Comments on this entry are closed.
thanks for your informative posts! I’ve just one thing to add to this one: The PID of init is 1 instead of 0, at least on my servers 🙂
Just 2 corrections:
– Init has PID 1, not 0.
– When a process die, its children also dies, unless you run it with nohup, or use disown on a running process to keep it running after is parent process died.
Very informative and easily digestible article. Thanks a lot.
@Oli, @Enrique,
Thanks for pointing out about init’s PID. It is corrected now.
Hi,
Thanks a lot, useful article…
– When a process die, its children also dies, unless you run it with nohup, or use disown on a running process to keep it running after is parent process died.
After nohup/disown the init adopts the ophans as stated above?
Why is that -Wall there??
How about info on zombie/runaway process ?
clearly written. I will try to find more in my laptop.

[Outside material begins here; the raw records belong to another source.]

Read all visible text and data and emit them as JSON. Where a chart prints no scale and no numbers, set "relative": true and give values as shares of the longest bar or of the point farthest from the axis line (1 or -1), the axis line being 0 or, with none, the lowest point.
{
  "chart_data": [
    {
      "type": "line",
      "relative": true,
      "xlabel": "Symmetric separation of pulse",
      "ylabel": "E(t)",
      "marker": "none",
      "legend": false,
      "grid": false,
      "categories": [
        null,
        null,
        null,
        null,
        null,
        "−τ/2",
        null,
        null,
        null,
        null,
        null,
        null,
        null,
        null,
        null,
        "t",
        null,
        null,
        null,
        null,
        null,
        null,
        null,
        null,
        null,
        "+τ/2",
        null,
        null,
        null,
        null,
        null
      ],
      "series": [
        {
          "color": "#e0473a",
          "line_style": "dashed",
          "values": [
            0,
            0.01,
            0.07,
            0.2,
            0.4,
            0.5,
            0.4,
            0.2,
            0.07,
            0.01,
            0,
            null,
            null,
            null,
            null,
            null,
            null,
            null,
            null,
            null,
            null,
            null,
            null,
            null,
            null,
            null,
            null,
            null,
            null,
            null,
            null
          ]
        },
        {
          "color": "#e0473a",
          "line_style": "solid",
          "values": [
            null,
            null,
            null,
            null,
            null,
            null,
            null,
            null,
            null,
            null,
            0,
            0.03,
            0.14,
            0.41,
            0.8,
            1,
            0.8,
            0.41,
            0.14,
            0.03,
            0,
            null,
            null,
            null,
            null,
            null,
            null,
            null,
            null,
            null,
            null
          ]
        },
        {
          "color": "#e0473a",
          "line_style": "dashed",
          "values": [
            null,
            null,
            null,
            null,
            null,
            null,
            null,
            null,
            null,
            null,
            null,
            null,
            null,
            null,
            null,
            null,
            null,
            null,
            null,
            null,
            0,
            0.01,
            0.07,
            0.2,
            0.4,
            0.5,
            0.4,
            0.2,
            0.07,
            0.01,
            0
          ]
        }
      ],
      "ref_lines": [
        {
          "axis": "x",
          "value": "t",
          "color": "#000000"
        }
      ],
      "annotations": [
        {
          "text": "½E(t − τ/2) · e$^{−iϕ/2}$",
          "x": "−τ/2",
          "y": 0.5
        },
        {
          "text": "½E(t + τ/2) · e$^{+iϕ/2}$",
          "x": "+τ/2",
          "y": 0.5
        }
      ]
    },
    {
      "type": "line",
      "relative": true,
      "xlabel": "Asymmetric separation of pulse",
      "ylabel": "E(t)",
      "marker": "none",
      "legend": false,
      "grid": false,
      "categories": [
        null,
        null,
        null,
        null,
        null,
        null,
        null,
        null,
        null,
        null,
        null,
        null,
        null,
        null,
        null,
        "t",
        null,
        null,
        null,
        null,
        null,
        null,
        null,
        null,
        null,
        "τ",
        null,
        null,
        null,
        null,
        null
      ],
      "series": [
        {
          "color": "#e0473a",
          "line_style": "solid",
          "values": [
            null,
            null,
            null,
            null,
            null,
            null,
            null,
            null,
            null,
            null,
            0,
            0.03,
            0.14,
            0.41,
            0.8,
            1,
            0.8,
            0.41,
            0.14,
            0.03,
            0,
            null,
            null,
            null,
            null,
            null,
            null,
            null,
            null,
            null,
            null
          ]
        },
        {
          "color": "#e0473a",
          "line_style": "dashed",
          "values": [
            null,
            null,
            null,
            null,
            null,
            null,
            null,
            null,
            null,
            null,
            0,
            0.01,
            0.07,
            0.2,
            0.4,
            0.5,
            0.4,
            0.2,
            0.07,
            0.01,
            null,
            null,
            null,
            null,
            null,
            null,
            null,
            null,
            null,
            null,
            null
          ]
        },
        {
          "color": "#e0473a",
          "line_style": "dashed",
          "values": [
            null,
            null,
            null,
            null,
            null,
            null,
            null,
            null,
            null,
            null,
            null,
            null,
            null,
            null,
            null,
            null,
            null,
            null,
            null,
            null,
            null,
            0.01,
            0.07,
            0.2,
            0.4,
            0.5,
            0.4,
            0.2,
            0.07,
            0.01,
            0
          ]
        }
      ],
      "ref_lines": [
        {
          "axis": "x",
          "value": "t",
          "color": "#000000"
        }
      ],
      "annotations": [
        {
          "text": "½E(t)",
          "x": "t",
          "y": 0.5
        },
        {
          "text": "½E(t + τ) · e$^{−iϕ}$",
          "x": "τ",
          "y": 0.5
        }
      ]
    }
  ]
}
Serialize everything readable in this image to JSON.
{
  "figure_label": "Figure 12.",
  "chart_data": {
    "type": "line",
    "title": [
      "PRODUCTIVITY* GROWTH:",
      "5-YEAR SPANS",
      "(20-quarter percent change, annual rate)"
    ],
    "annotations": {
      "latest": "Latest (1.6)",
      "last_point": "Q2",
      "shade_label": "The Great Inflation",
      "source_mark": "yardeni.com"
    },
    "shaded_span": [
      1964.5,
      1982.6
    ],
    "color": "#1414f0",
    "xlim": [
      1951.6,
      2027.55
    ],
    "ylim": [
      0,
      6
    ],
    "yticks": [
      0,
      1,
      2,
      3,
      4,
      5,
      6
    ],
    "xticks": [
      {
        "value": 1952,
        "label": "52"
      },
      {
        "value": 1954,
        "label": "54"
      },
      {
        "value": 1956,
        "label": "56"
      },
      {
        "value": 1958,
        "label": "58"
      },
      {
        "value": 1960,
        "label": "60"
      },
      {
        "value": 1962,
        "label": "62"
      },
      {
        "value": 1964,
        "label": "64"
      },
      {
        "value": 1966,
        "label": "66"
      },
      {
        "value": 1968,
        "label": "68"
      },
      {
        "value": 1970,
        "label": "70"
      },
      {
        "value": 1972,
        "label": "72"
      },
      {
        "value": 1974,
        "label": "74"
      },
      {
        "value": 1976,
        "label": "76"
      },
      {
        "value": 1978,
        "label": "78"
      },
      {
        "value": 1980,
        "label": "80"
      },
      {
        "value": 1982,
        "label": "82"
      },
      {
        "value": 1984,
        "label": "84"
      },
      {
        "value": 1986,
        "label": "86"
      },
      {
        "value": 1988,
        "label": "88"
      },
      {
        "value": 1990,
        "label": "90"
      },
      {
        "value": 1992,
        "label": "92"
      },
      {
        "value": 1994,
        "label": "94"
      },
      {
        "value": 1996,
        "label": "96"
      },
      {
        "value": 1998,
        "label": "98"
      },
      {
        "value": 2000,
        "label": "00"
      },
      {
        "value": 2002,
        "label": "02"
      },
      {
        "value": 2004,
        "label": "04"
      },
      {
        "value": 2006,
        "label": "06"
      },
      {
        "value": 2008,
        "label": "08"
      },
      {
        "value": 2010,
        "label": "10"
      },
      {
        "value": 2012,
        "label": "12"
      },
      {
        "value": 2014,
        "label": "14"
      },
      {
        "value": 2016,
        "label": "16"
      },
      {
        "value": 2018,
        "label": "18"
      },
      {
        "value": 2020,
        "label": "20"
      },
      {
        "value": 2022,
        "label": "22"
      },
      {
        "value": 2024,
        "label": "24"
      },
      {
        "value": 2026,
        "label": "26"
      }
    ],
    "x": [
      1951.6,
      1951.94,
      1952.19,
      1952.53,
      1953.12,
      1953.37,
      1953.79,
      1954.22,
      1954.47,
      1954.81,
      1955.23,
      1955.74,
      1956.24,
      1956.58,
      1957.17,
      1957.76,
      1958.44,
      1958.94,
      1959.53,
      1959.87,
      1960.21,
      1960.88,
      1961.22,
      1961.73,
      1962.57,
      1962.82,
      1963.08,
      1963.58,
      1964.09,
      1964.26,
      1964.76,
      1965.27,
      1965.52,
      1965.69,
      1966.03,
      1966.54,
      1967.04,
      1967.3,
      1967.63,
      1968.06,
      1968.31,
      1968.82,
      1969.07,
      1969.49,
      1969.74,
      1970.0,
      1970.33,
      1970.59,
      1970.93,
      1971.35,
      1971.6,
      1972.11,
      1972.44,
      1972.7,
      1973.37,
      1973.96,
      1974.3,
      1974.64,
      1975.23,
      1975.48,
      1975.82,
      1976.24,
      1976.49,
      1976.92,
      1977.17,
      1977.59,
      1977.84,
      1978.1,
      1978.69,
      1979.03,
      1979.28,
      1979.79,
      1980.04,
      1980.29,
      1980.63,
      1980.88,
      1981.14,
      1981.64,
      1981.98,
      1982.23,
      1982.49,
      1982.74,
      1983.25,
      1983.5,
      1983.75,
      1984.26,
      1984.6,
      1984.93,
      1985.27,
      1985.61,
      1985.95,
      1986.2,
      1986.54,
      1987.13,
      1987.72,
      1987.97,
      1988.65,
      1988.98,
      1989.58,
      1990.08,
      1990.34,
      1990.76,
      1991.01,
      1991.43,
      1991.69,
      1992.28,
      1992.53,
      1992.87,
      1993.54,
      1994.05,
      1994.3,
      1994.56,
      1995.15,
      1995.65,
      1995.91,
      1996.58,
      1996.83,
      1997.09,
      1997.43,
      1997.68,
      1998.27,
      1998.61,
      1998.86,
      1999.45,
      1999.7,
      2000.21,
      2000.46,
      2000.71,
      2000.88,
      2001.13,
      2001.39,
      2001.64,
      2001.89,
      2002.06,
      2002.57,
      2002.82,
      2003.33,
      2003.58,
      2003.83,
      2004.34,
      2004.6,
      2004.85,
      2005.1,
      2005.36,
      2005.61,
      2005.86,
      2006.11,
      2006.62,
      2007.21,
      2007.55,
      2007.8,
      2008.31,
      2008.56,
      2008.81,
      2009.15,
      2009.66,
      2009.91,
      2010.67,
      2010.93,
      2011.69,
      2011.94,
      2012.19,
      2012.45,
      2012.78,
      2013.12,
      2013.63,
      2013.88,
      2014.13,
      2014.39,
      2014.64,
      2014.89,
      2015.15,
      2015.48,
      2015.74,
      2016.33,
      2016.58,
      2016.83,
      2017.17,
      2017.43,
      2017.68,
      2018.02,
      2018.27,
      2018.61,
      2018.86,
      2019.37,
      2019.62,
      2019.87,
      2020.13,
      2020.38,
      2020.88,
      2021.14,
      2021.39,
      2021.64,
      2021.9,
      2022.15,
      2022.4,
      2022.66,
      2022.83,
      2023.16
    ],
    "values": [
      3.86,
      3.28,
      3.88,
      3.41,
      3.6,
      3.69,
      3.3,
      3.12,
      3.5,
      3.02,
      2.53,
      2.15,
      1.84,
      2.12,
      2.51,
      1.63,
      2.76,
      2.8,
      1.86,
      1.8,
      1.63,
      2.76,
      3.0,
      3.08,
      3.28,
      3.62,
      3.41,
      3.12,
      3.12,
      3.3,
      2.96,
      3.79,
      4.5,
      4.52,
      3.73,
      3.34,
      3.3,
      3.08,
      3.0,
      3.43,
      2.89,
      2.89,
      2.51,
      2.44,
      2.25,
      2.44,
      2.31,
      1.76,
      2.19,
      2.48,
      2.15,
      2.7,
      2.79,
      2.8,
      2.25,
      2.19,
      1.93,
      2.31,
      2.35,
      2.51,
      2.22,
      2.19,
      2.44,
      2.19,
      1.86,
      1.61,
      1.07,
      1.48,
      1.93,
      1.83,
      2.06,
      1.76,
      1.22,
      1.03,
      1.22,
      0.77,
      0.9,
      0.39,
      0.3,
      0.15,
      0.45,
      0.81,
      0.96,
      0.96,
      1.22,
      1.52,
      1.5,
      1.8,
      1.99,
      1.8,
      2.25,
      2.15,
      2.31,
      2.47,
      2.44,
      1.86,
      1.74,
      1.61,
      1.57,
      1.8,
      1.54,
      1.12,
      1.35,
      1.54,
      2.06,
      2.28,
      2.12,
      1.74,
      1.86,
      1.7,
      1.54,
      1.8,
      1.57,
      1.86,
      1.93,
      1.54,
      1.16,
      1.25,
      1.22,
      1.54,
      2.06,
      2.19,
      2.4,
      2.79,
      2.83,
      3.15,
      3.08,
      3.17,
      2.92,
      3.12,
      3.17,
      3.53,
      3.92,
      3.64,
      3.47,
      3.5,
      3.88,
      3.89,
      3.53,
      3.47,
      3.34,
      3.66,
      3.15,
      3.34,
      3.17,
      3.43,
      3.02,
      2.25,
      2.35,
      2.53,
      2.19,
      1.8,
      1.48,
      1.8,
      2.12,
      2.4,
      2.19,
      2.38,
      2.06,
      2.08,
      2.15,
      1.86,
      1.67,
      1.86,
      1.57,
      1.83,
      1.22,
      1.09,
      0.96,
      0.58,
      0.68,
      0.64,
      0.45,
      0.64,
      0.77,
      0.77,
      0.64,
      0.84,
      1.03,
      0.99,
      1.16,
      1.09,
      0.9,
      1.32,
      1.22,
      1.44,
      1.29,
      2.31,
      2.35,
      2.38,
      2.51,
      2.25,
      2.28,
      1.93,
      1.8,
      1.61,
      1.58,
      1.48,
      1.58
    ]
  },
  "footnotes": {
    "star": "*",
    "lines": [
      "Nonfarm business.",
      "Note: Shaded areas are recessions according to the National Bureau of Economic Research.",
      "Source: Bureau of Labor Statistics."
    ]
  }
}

Note that the majority of Linux distributions are switching (or have switched) from init to systemd (I think it’s only Debian/Ubuntu and Gentoo still using init now). So if you do pstree on most Linux systems and you see systemd instead of init as described here, that is why.
Systemd’s role so far as this article is concerned is the same as init, but its workings are different and it also only starts daemons as needed (similar to xinetd) and offers automatic recovery when subprocess daemons die.
@Thomas Sebastian
“Why is that -Wall there??”
I’m not sure if you are asking this because you don’t know this command or you don’t understand why he uses it for this simple program.
If it is the first: -Wall is an optional command for gcc and shows all warnings the compiler throws. It’s a comand used frequently used for debugging.
If it is the second: For this simple program, -Wall is not needed, because there won’t be any warnings to be displayed, but it doesn’t hurt to use it.
Just precious.
@Mike, just i checked in RHEL 6.4 its showing init.
I would like to see some things about multythreading, in c++11, and it would be nice to tell people abut the differences in Windows, Apple and Linux stuff.
Thanks, nice post